All of the singers were at the top of their form. Teresa Wakim’s voice was warm and rich, but flexible enough to render the subtlest inflections and most brilliant ornamentation. Aaron Sheehan gave an ardent performance as Acis, balancing most effectively the warmth of his tenor voice and its bright surface, which served him well, in both the more lyrical and the more ornamented parts. Douglas Williams used the dark, leathery depths of his lowest register to portray the monstrosity of his character, showing a fairly subtle wit in his characterization that never descended into broad comedy. As Damon, Jason McStoots sang with his usual impeccably produced and articulated tenor, as well as his fine sense of comic business. Michael Kelley also dealt ably with the smaller part of Coridon.
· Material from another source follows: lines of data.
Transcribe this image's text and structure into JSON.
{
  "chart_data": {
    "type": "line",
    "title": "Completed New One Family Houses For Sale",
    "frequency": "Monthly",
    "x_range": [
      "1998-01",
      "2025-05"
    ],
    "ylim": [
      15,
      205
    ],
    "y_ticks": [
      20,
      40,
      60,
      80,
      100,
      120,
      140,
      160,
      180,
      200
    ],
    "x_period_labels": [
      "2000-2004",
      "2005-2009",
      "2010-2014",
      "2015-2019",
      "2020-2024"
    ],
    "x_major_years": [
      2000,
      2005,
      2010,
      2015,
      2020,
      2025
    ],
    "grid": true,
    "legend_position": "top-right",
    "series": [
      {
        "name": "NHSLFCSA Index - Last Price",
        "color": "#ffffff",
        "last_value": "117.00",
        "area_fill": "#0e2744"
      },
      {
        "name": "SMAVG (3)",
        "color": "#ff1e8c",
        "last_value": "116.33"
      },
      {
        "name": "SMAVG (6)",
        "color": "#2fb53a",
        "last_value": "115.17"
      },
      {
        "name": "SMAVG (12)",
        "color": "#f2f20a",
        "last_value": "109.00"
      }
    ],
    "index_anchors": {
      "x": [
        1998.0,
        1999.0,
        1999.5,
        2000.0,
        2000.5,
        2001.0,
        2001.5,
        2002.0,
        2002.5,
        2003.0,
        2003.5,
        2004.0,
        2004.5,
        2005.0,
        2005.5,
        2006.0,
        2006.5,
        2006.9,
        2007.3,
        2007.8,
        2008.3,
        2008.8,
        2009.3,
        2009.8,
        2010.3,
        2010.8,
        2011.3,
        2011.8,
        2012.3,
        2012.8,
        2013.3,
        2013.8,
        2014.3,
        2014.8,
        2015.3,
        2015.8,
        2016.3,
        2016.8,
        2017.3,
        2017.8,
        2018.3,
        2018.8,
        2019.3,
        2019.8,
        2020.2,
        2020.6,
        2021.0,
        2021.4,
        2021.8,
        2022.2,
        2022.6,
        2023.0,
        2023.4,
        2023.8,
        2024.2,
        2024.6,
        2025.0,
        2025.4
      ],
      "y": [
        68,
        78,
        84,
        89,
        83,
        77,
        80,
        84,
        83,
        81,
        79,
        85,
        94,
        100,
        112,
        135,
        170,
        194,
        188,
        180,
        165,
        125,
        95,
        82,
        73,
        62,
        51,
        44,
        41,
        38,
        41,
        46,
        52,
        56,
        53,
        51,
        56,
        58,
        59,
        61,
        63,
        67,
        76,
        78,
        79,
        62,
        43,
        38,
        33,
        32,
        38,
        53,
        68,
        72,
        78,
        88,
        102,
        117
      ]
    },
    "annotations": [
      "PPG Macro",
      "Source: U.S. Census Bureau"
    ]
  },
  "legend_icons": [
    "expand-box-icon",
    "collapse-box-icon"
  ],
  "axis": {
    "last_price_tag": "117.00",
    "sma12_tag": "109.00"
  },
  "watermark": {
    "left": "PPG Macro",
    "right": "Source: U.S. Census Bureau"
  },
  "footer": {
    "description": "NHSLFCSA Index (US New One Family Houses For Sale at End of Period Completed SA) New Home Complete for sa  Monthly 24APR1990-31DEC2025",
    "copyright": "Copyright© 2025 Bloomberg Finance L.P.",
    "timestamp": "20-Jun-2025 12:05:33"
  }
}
The five singers joined together for the choruses, which benefitted not only from the vibrant color, flexibility, and clarity of a small group of soloists, but also from the subtle passing inflections in phrase and vocal color possible in this way. The results were nothing short of amazing in the opening chorus of the second act, “Wretched lovers!” As a vocal quintet this music can achieve its full expressiveness and seems to stand respectably beside its great counterparts in the Marriage of Figaro and Die Meistersinger. The incomparable BEMF Orchestra, led by Stephen Stubbs, Paul O’Dette, and Robert Mealy, played with their characteristic inner unanimity and sensitive ear for each other and the singers.
In my review of the premiere of this production in 2009 I expressed some reservations about the elaborate conceit behind the production and the vigorous activity on stage. Now, I’m happy to admit that I didn’t “get it” at the time. I don’t think it was entirely my own obtuseness, because the action has been simplified and perfected over repeated performances, perhaps subtly, and its point comes across more effectively. A program note has also been added, to spell out the aims of the production. This time I also had the benefit of attending Ellen T. Harris’ richly informative pre-concert lecture. 2009 was only the second year of the chamber opera program, and my expectations were grounded in the 2008 double bill of Charpentier’s Actéon and Blow’s Venus and Adonis, which concentrated more straightforwardly on recreating a period performance. I was not prepared for the range and variety of BEMF’s creativity in the genre. I now understand what a brilliant tour de force BEMF has achieved in this production of Handel’s early masterpiece.